Nel capitolo terzo Kropotkin sottolinea e apprezza la resilienza delle officine e delle piccole industrie, preconizzando per loro la capacità di sopravvivere al processo di concentrazione industriale che gli economisti di allora indicavano come un processo totalizzante e inevitabile. L’esempio italiano della diffusione delle PMI (Piccole e Medie Imprese) e della loro presenza maggioritaria nel nostro tessuto produttivo ne può essere un valido esempio. Però Kropotkin sognava il suo “piccolo è bello” (come titola il famoso libro di Schumacher del 1973 Small is beautiful) nella forma di una diffusione decentrata della produzione industriale a servizio delle necessità di una agricoltura tecnologicamente efficace che prevedeva la possibilità dei lavoratori di cambiare mansioni alternando il lavoro in fabbrica con quello dei campi (174-176). Per questo ho usato il verbo ‘sognare’. Significativo poi che già si descrivessero le pratiche di pirateria finanziaria di acquisto di fabbriche o di fusioni con l’intento di spezzettarle e/o venderne le proprietà in lotti separati. Infine Ward rileva la tendenza alla progressiva concentrazione urbana globale della popolazione che è un potente meccanismo in contrasto a ciò che auspica Kropotkin: “è necessario decentrare anziché centralizzare” (189).

L’ultimo capitolo ristrutturato da Colin Ward è dedicato all’istruzione integrale (35 e da 199 a 206). Nella sua visione integrata della società Kropotkin sottolinea come molte invenzioni non siano il risultato di studi accademico-teorici, ma provengano dalla straordinaria capacità di osservazione pratica di alcuni esseri umani particolarmente in grado di mettere a frutto capacità comuni a tutti: con una istruzione integrale l’autore è convinto che si favorirebbero la consapevolezza e un maggiore uso di tali diffuse capacità.

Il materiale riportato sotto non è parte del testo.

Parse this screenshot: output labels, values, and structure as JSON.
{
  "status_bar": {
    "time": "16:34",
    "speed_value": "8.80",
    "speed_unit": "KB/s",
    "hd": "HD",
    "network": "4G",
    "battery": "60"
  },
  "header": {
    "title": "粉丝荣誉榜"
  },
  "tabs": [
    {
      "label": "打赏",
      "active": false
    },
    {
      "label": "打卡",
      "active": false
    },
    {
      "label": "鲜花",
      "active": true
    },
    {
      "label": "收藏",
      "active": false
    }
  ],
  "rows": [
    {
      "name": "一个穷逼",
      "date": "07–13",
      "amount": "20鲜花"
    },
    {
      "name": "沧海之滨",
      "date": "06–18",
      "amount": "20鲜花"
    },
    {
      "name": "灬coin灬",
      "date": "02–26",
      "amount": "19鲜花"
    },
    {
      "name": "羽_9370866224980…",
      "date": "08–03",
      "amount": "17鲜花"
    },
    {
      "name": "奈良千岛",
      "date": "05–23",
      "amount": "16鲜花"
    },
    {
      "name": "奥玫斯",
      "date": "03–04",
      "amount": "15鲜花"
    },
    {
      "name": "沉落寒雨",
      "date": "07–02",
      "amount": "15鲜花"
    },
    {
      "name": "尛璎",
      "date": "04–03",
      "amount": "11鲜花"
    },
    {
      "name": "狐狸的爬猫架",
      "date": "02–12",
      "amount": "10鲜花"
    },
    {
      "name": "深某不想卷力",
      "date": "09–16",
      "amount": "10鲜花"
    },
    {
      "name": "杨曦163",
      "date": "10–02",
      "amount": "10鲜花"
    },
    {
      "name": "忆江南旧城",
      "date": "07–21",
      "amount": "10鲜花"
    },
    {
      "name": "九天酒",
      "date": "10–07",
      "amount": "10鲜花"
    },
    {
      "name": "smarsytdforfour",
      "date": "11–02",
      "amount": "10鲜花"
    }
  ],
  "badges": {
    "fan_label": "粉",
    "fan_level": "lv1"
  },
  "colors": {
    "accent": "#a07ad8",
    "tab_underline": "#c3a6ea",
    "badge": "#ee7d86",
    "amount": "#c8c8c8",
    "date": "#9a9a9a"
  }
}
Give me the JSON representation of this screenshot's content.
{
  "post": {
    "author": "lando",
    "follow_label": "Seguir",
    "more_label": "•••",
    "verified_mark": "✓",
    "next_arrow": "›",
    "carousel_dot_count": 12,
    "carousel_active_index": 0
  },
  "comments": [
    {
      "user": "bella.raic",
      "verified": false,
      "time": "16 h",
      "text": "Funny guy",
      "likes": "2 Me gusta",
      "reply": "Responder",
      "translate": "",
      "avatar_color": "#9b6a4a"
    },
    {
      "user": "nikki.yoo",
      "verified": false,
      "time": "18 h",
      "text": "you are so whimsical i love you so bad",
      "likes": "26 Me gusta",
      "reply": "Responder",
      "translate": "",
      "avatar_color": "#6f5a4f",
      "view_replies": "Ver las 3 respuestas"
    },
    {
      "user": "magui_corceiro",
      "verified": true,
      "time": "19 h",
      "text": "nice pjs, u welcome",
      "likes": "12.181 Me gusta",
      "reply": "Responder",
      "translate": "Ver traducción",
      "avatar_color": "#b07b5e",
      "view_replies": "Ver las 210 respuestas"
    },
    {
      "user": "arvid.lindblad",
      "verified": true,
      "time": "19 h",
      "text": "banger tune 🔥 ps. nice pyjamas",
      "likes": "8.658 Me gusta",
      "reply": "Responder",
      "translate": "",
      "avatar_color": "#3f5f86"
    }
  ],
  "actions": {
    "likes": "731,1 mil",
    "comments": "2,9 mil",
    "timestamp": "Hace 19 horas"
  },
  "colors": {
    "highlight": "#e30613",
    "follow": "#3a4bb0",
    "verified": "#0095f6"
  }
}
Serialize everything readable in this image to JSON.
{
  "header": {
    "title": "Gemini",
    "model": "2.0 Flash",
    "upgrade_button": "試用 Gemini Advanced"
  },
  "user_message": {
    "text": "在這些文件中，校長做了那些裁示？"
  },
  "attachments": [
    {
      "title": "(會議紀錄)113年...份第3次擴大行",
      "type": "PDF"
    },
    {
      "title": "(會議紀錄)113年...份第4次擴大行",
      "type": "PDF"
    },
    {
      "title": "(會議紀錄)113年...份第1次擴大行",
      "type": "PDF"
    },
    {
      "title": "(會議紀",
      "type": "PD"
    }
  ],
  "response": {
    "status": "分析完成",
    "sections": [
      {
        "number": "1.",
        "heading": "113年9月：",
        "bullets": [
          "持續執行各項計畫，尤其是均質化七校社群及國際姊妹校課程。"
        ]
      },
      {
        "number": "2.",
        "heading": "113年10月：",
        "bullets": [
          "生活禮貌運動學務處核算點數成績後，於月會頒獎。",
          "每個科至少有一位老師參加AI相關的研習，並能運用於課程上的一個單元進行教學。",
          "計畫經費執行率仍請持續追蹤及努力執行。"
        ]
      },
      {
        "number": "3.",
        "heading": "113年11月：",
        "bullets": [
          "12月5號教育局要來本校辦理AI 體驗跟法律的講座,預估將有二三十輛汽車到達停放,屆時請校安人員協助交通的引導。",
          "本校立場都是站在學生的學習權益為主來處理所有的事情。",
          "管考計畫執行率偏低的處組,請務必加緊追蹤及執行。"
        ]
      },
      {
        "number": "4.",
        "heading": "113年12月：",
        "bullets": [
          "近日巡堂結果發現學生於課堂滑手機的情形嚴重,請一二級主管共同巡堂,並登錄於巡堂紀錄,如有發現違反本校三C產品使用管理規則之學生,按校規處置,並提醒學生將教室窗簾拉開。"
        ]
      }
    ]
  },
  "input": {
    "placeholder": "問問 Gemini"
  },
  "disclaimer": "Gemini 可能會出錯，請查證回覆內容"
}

Kropotkin ‘sogna’ (208-210) un mondo che sostanzialmente è fatto di ciò che oggi chiamiamo start up e di crowdfunding. Quando Kropotkin indica quali problemi dovrebbero poter essere affrontati con nuove invenzioni future Ward, in un suo inciso, indica che nel suo presente sono già state inventate. Questo capitolo, in cui si parla di lavoro intellettuale e manuale da integrare nella vita quotidiana e non solo nel lavoro, si conclude con una visione di una possibile società armonica futura.

Nelle conclusioni il positivo e fiducioso Kropotkin ancora una volta ‘sogna’, sulla base di esempi precisi e concreti del suo tempo, una società autosufficiente (un sostanziale ‘kilometro zero’, si potrebbe dire oggi) che si fondi sul lavoro manuale coordinato e variato a cui sin da giovani si è stati abituati intellettualmente (224). Da bravo utopista ottocentesco il finale del libro è evocativo. Del poscritto editoriale vale la pena ricordare le parole di Colin Ward molto attuali nel nostro presente di 50 anni dopo: “Negli ultimi dieci anni noi ci siamo resi sempre più conto che c’è una crisi dell’ambiente naturale, una crisi delle risorse, dei consumi, della popolazione. […] Il fatto incontrovertibile è che le risorse del mondo sono limitate, […]”.